2009-07-13 15:47:49

Iraq curfew in some Christian areas after church bombs


(July 13, 2009) The ethnically mixed Iraqi city of Mosul imposed a curfew on vehicles in Christian neighbourhoods on Monday, responding to a spate of bomb attacks targeting churches in Baghdad, police said. It was imposed to prevent similar bombings around the northern city, still Iraq's most violent and home to most of the country's Christians. Bombs exploded outside five Christian churches in Baghdad on Sunday, in apparently coordinated attacks that killed four people and wounded more than 30, Iraqi police said.
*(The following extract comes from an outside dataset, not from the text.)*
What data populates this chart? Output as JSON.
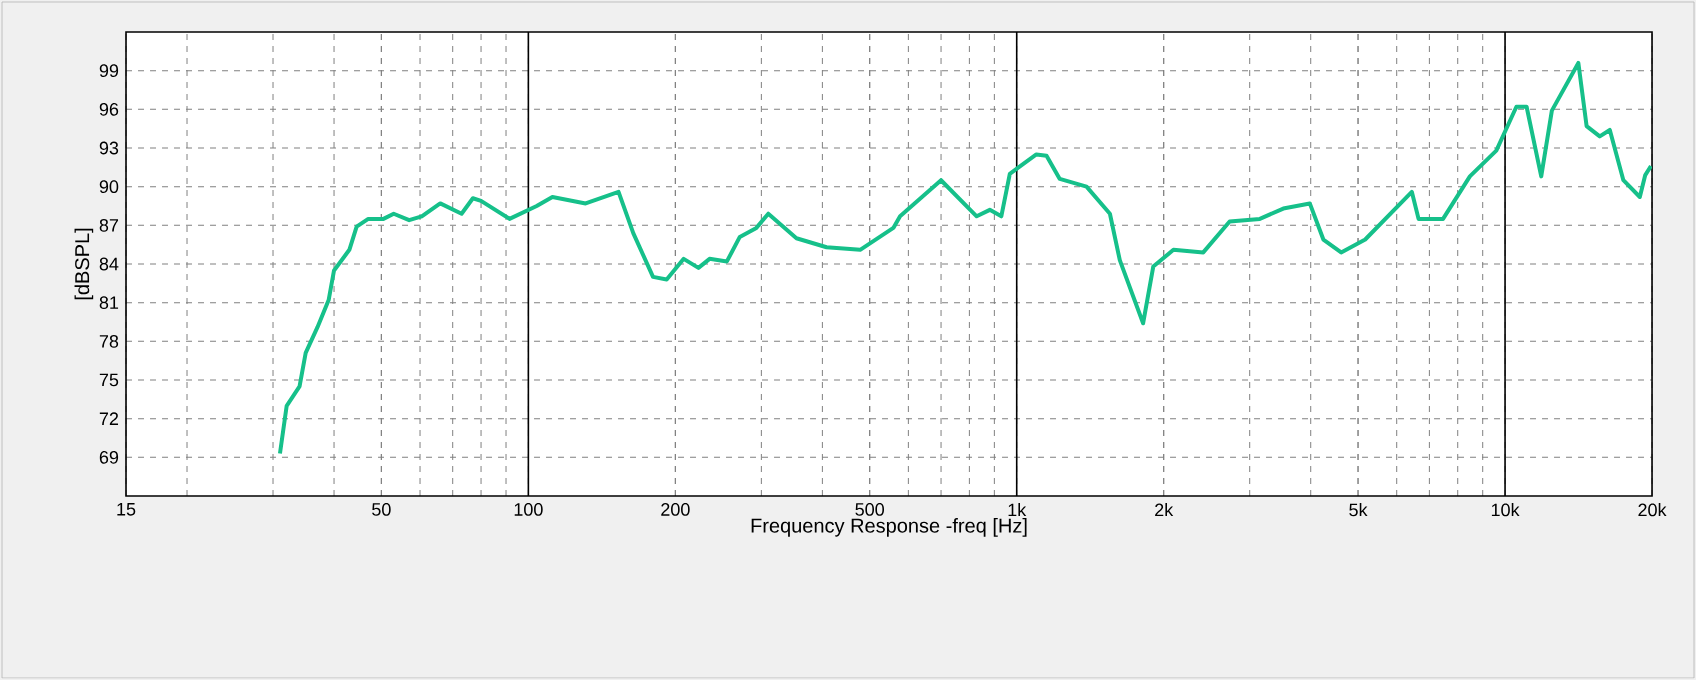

In the most serious attack, a car bomb exploded near a church in eastern Baghdad, killing four people and wounding 21. On Monday a car bomb exploded near Our lady of Fatima Church in Mosul. Iraq's Christians, who number about 750,000, are a small minority in a mainly Muslim country of about 28 million people. Christians have sporadically been targets, mostly in Baghdad and Mosul, leading many of them to flee abroad. The sectarian violence that nearly tore Iraq apart in 2006 and 2007 has faded but militants still carry out attacks. Some 2,000 families, an estimated 12,000 people, fled Mosul after a campaign of threats and attacks on Christians there in October last year, but many have since returned.